En el desarrollo de cualquier organización existe una frontera clara entre ostentar un nombramiento y ejercer un liderazgo real. La psicología organizacional y el análisis de estructuras directivas han documentado de forma constante cómo la fuente de autoridad de un superior define la salud de todo un equipo. Mientras el líder sostiene su influencia en el conocimiento, la empatía y la capacidad de guiar, el jefe formal se atrinchera exclusivamente en el poder que le otorga el puesto para imponer decisiones.

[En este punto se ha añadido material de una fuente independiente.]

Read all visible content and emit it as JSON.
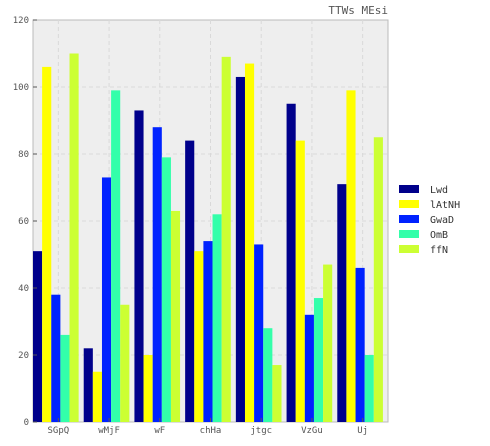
{
  "chart_data": {
    "type": "bar",
    "title": "TTWs MEsi",
    "xlabel": "",
    "ylabel": "",
    "ylim": [
      0,
      120
    ],
    "yticks": [
      0,
      20,
      40,
      60,
      80,
      100,
      120
    ],
    "grid": true,
    "legend_position": "right",
    "categories": [
      "SGpQ",
      "wMjF",
      "wF",
      "chHa",
      "jtgc",
      "VzGu",
      "Uj"
    ],
    "series": [
      {
        "name": "Lwd",
        "color": "#00008b",
        "values": [
          51,
          22,
          93,
          84,
          103,
          95,
          71
        ]
      },
      {
        "name": "lAtNH",
        "color": "#ffff00",
        "values": [
          106,
          15,
          20,
          51,
          107,
          84,
          99
        ]
      },
      {
        "name": "GwaD",
        "color": "#0022ff",
        "values": [
          38,
          73,
          88,
          54,
          53,
          32,
          46
        ]
      },
      {
        "name": "OmB",
        "color": "#33ffaa",
        "values": [
          26,
          99,
          79,
          62,
          28,
          37,
          20
        ]
      },
      {
        "name": "ffN",
        "color": "#ccff33",
        "values": [
          110,
          35,
          63,
          109,
          17,
          47,
          85
        ]
      }
    ]
  }
}
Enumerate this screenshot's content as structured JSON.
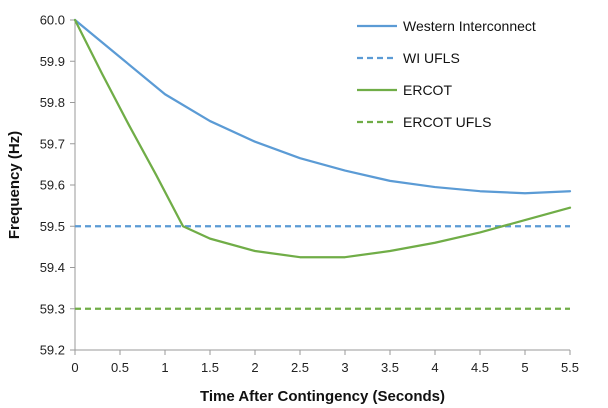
{
  "chart_data": {
    "type": "line",
    "title": "",
    "xlabel": "Time After Contingency (Seconds)",
    "ylabel": "Frequency (Hz)",
    "xlim": [
      0,
      5.5
    ],
    "ylim": [
      59.2,
      60.0
    ],
    "xticks": [
      0,
      0.5,
      1,
      1.5,
      2,
      2.5,
      3,
      3.5,
      4,
      4.5,
      5,
      5.5
    ],
    "xtick_labels": [
      "0",
      "0.5",
      "1",
      "1.5",
      "2",
      "2.5",
      "3",
      "3.5",
      "4",
      "4.5",
      "5",
      "5.5"
    ],
    "yticks": [
      59.2,
      59.3,
      59.4,
      59.5,
      59.6,
      59.7,
      59.8,
      59.9,
      60.0
    ],
    "ytick_labels": [
      "59.2",
      "59.3",
      "59.4",
      "59.5",
      "59.6",
      "59.7",
      "59.8",
      "59.9",
      "60.0"
    ],
    "grid": false,
    "legend_position": "top-right",
    "series": [
      {
        "name": "Western Interconnect",
        "color": "#5b9bd5",
        "style": "solid",
        "x": [
          0,
          0.5,
          1,
          1.5,
          2,
          2.5,
          3,
          3.5,
          4,
          4.5,
          5,
          5.5
        ],
        "y": [
          60.0,
          59.91,
          59.82,
          59.755,
          59.705,
          59.665,
          59.635,
          59.61,
          59.595,
          59.585,
          59.58,
          59.585
        ]
      },
      {
        "name": "WI UFLS",
        "color": "#5b9bd5",
        "style": "dashed",
        "x": [
          0,
          5.5
        ],
        "y": [
          59.5,
          59.5
        ]
      },
      {
        "name": "ERCOT",
        "color": "#70ad47",
        "style": "solid",
        "x": [
          0,
          0.3,
          0.6,
          0.9,
          1.2,
          1.5,
          2,
          2.5,
          3,
          3.5,
          4,
          4.5,
          5,
          5.5
        ],
        "y": [
          60.0,
          59.87,
          59.745,
          59.625,
          59.5,
          59.47,
          59.44,
          59.425,
          59.425,
          59.44,
          59.46,
          59.485,
          59.515,
          59.545
        ]
      },
      {
        "name": "ERCOT UFLS",
        "color": "#70ad47",
        "style": "dashed",
        "x": [
          0,
          5.5
        ],
        "y": [
          59.3,
          59.3
        ]
      }
    ]
  }
}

El impacto de esta diferencia se observa a diario en la dinámica de trabajo más cotidiana. Pensemos en la revisión de un proyecto que presenta un retraso operativo. El jefe que solo busca ejercer poder reacciona desde la desconfianza: exige explicaciones con tono punitivo, busca culpables directos para deslindarse y recurre a la amenaza implícita sobre la permanencia en el empleo. El mensaje de fondo es claro: “aquí se hace lo que digo porque yo mando”. En contraste, quien ejerce un liderazgo efectivo aborda la misma mesa de trabajo evaluando el proceso, identificando el cuello de botella técnico y ajustando la estrategia junto a su personal para corregir el rumbo.

Los estudios sobre comportamiento organizacional, como los desarrollados por el investigador Blake Ashforth alrededor del fenómeno de la “pequeña tiranía”, demuestran que el mando coercitivo genera un efecto destructivo a mediano plazo. Los equipos dirigidos bajo la premisa del poder formal desarrollan una cultura de silencio y cumplimiento mínimo. El personal deja de proponer soluciones por temor a ser señalado y opta por ocultar los errores hasta que se vuelven insostenibles. Las organizaciones no pierden talento por falta de presupuesto o infraestructura; pierden a sus mejores elementos porque las personas rara vez renuncian a la institución: renuncian a los malos jefes.

Tener personal a cargo no convierte a nadie en líder; el nombramiento únicamente otorga la facultad de mandar, no la capacidad de dirigir. El verdadero liderazgo se valida en los resultados, en la autonomía del equipo y en la confianza generada en los momentos de crisis. El poder que se impone por decreto termina cuando se acaba la jornada laboral; la autoridad que se gana con capacidad y ejemplo prevalece dentro y fuera de cualquier oficina.